Fiery Command WorkStation

Fiery Command WorkStation

Navigatie verbergen of weergevenVorige onderwerpVolgende onderwerpDelenAfdrukkenPDF

Lokale voorkeuzen of servervoorkeuzen maken

Als beheerder kunt u servervoorinstellingen maken, bewerken, hernoemen, publiceren, verwijderen en de publicatie ervan ongedaan maken in Apparaatcentrum (Werkstromen > Taakvoorkeuzen). Een lokale voorinstelling kunt u alleen opslaan in het venster Taakeigenschappen.

U maakt een Lokale voorkeuze of Servervoorkeuze door in het venster Taakeigenschappen de instellingen te kiezen en deze vervolgens op te slaan in de lijst Voorkeuzen.

Beheerders kunnen een voorkeuze opslaan als Lokale voorkeuze of Servervoorkeuze. Operators kunnen alleen een Lokale voorkeuze opslaan.

Een lokale voorkeuze maken

Beheerders en operators kunnen instellingen in het venster Taakeigenschappen opslaan als lokale voorkeuzen.

  1. Dubbelklik op een taak in de wachtrij Geblokkeerd of Afgedrukt of selecteer de taak en kies een van de volgende mogelijkheden:
    • Klik met de rechtermuisknop en selecteer Eigenschappen.

    • Klik op het werkbalkpictogram Eigenschappen in Taakcentrum.

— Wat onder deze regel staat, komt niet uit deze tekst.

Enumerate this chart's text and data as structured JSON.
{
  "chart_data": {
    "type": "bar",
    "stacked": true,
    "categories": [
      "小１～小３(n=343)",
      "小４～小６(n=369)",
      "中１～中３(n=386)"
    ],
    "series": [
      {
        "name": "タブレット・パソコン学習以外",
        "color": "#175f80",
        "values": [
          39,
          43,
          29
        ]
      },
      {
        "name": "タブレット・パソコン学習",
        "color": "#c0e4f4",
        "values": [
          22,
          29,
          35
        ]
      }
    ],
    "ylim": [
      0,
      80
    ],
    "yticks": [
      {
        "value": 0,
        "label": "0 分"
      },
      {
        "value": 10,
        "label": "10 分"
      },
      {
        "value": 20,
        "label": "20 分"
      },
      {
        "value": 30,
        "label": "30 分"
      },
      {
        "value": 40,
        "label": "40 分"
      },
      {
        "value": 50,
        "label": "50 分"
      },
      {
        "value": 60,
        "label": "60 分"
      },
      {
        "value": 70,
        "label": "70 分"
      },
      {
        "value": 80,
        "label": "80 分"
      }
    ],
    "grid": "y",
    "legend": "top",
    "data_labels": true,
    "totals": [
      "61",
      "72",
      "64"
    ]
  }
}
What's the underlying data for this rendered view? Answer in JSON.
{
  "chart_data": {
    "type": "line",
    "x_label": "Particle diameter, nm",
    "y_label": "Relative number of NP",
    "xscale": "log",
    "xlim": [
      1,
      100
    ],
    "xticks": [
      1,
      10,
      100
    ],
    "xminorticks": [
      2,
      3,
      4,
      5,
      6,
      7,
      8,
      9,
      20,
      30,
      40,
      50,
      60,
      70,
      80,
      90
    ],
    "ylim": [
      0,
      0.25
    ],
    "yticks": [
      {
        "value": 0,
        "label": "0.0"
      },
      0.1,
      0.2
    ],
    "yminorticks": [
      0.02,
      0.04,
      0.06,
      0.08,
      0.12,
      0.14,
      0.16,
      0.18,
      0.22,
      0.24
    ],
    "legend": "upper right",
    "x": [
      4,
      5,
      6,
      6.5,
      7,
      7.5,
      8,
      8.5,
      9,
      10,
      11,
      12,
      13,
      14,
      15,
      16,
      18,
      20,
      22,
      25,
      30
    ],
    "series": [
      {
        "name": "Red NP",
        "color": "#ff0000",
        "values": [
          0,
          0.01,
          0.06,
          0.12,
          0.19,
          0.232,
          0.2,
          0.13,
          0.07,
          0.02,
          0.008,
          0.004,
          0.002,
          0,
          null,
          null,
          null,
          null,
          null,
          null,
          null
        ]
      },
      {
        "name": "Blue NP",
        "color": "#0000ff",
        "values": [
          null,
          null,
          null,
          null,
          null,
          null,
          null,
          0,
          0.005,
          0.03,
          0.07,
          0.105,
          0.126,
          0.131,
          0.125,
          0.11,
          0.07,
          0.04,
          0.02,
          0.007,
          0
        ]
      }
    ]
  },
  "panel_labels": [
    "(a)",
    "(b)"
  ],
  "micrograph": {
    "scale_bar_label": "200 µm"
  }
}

    • Klik op Acties > Eigenschappen.

  2. Pas de afdrukinstellingen voor elk tabblad naar wens aan.
  3. Kies bij Voorkeuzen de optie Voorkeuze opslaan.
  4. Voer een beschrijvende naam in voor de voorkeuze en selecteer Lokale voorkeuzen.
  5. Klik op Opslaan.

De Lokale voorkeuzen zijn op elk moment beschikbaar als u het venster Taakeigenschappen opent. Voorkeuzen blijven op uw lokale vaste schijf staan totdat u ze verwijdert.

Een servervoorkeuze maken

Beheerders kunnen instellingen in het venster Taakeigenschappen opslaan als servervoorkeuzen. Deze voorinstellingen worden opgeslagen op de Fiery-server en gedeeld met de gebruikers ervan.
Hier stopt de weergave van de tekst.